Cosa buttiamo dalla finestra?
«Quei giorni in cui sono stato nervoso… perché la palla non entrava in porta, perché mi faceva il miracolo il portiere, perché avevo discusso con l’arbitro… Sto capendo che è inutile incazzarsi, si sprecano energie».
Chiede scusa per il gestaccio ai tifosi della Lazio nel derby.
«Quello è stato dettato anche dalla sconfitta che avevamo subito, che è stata una brutta sconfitta. Il derby di Roma è il derby di Roma. Se ho offeso qualcuno, chiedo scusa. Però fa anche un po’ parte dello sfottò con cui la città convive da sempre. E per me è finita lì in campo, dove si fanno cose che a mente lucida non faresti».
Il derby è una questione troppo importante nella Capitale.
«Ho un po’ rosicato ed è venuto fuori quel gesto. Chiedo scusa, ancora».
L’obiettivo è migliorare il self control.
«Esatto. Questo è un obiettivo che devo pormi per l’anno prossimo, smetterla di cadere in provocazioni inutili che non servono a niente».
Zaniolo è finito nel mirino anche per il video della festa della Roma, con il coro su Zaccagni
«Non mi chiedo più perché finisco sempre nelle polemiche.
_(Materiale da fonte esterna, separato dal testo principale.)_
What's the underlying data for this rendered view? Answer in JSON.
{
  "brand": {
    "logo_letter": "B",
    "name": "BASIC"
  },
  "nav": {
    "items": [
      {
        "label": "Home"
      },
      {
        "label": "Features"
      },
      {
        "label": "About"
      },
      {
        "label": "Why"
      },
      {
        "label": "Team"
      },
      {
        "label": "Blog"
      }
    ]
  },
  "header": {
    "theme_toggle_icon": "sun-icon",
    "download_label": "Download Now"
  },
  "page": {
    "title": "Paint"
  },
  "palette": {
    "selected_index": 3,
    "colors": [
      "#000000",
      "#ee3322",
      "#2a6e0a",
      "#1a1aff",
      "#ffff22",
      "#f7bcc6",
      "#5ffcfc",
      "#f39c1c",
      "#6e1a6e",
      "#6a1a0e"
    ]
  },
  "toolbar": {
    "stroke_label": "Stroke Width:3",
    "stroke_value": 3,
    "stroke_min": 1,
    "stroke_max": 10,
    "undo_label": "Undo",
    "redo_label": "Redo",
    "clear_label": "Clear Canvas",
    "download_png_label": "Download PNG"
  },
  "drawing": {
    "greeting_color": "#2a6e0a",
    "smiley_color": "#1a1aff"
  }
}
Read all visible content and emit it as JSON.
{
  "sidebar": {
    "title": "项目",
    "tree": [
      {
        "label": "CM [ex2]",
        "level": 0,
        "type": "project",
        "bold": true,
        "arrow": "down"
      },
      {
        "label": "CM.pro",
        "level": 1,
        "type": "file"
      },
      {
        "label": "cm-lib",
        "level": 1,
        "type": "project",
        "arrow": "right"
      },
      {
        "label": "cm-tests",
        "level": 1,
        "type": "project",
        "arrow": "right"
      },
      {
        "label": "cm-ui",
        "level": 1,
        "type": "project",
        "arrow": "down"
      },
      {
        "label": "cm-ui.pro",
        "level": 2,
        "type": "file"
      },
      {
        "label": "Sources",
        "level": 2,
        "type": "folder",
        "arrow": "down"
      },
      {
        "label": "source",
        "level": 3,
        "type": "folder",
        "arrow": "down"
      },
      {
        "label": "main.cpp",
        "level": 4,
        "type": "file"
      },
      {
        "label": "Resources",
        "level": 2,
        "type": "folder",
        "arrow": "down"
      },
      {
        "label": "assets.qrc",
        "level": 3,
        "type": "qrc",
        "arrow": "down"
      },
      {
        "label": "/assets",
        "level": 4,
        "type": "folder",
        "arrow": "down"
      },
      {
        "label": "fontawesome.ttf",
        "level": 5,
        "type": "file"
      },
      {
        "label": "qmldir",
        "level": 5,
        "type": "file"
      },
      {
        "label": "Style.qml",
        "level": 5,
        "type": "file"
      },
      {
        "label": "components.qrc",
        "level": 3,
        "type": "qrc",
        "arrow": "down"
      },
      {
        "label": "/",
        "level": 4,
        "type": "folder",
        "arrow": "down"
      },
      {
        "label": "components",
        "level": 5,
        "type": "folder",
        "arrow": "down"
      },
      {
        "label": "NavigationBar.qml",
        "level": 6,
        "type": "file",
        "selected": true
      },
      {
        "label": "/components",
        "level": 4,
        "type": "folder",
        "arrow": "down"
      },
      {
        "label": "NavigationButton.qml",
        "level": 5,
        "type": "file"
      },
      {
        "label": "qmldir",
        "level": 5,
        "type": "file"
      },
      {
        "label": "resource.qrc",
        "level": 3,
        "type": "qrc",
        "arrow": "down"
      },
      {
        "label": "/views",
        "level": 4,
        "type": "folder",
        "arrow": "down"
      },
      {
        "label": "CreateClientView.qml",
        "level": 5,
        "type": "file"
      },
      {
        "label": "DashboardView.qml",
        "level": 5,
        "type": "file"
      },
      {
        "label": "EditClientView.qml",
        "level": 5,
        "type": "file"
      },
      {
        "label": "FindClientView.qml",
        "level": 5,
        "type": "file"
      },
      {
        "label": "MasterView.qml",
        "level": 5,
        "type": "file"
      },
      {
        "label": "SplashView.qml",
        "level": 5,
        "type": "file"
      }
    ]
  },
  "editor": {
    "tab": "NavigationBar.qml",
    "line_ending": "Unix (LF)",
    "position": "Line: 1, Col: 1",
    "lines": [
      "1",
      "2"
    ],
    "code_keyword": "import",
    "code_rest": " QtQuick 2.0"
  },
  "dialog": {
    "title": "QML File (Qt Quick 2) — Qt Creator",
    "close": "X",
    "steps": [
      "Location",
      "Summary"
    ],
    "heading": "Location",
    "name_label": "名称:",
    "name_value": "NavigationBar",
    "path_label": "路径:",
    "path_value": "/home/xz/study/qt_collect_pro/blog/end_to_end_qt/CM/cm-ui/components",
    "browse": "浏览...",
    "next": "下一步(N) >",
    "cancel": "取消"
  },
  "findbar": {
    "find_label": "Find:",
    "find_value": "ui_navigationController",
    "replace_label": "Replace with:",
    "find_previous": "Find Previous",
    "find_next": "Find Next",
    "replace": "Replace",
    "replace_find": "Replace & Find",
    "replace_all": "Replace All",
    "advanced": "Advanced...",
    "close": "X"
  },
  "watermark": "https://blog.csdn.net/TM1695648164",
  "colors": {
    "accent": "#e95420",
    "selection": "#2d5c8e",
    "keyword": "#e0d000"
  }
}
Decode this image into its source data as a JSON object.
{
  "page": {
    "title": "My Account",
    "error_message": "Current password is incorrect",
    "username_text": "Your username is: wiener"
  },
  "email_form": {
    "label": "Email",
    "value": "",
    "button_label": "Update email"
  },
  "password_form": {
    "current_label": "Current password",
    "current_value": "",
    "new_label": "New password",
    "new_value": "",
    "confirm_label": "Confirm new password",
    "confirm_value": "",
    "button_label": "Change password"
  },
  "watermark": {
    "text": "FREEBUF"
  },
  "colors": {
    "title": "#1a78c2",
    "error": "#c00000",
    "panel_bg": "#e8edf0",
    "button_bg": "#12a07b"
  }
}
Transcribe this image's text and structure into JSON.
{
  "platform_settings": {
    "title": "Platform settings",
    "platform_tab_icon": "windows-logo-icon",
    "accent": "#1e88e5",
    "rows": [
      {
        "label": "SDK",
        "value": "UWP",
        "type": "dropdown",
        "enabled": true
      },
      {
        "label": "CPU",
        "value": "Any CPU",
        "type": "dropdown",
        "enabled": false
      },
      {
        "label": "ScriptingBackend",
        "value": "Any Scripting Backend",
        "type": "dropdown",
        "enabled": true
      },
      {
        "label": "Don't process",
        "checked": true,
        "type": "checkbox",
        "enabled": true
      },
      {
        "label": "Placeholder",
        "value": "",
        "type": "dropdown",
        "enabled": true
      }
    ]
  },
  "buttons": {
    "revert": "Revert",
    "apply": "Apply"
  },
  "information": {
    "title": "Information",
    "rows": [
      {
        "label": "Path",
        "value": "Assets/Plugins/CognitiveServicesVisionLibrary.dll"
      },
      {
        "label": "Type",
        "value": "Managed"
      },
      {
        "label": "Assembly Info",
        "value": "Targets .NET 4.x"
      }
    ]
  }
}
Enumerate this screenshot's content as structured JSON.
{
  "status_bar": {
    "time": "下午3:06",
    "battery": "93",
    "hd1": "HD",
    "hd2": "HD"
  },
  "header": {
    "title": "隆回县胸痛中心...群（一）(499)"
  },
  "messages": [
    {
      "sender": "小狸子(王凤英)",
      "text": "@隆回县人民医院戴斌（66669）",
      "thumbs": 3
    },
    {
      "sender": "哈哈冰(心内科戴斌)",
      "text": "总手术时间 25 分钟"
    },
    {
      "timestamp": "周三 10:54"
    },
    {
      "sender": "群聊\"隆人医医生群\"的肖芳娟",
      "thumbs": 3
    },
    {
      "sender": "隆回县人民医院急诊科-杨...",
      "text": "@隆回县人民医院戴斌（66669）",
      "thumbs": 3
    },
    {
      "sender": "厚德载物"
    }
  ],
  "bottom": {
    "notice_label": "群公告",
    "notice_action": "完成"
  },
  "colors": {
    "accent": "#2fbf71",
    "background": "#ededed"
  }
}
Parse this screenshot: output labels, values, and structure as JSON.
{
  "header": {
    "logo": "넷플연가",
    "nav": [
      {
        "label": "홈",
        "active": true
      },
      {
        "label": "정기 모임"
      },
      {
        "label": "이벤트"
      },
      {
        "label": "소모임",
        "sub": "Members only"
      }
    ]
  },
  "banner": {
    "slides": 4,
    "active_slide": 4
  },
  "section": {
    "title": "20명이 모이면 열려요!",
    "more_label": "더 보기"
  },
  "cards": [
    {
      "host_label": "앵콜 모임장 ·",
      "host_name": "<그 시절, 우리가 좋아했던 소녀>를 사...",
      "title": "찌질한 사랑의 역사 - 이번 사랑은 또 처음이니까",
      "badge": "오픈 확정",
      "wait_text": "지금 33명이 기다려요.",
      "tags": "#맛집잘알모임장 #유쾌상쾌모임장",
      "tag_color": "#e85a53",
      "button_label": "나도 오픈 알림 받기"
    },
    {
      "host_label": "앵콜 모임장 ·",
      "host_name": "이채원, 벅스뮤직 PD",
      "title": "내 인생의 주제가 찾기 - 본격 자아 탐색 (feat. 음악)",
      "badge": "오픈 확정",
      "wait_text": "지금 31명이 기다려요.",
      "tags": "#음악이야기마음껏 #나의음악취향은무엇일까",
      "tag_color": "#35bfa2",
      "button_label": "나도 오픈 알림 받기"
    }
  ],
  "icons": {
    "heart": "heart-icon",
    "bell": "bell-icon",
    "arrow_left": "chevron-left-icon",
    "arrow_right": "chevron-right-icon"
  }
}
Penso a migliorare, quello che succede intorno è contorno e spesso non ha nessuna importanza. In campo alla fine ci vado io e la squadra. E quel che conta è vincere le partite non parlare. Ho imparato a non ascoltare, all’inizio non nego che ascoltavo parecchio e diciamo che un po’ mi toccavano le cose che si dicevano. Poi capisci che è meglio mettere i tappi e andare in campo a fare quello che devi fare. E che sai fare».
Parla di quanto lo hanno cambiato gli infortuni.
«Tanto, anche dal punto di vista umano. Mi hanno insegnato che bisogna sempre reagire con positività, che ti capiti una cosa bella o una brutta. Che bisogna avere equilibrio. Che serve la palestra, anche… Prima ci andavo perché me lo dicevano, oggi ci vado altrimenti non riesco ad allenarmi».
Mourinho lo ha messo spesso in panchina.
«Le decisioni del mister le accetto, perché… decide lui, anche se il derby avrei voluto giocarlo. Come volevo giocare a La Spezia, contro la squadra della mia città. Penso che tutti al posto mio avrebbero voluto giocare quelle due partite lì. Poi accetto le scelte del mister, se ha deciso così un motivo c’era, però un po’ l’amaro in bocca resta».
Parla dell’allenatore.
«Usa il bastone e la carota. È un vincente, non servo io a ricordare quello che ha vinto. E mi ha insegnato a entrare in campo nella fase difensiva, dove dovevo migliorare e devo farlo ancora. E mi ha aiutato a gestire certe situazioni: in passato avrei reagito male o peggio per l’esclusione da partite per me molto significative. Lui mi ha insegnato a mordermi la lingua: muto e in campo a lavorare di più».
Parla dello scudetto del Milan.
«Non mi aspettavo la corsa finale a due. Avevo dato più chance al Napoli, pensavo che arrivasse in fondo, ma è inciampato in un paio di passi falsi, e quelli li paghi. E se la Juve avesse vinto lo scontro diretto con l’Inter a Torino, avrebbe potuto rimettersi in corsa. Ma alla fine è stato giusto così, che se lo siano giocate Milan e Inter, perché quest’anno hanno dimostrato di essere davvero forti. E sono contento l’abbia vinto Ibra, il mio idolo. Ha riportato il Milan in alto, meritava questo scudetto».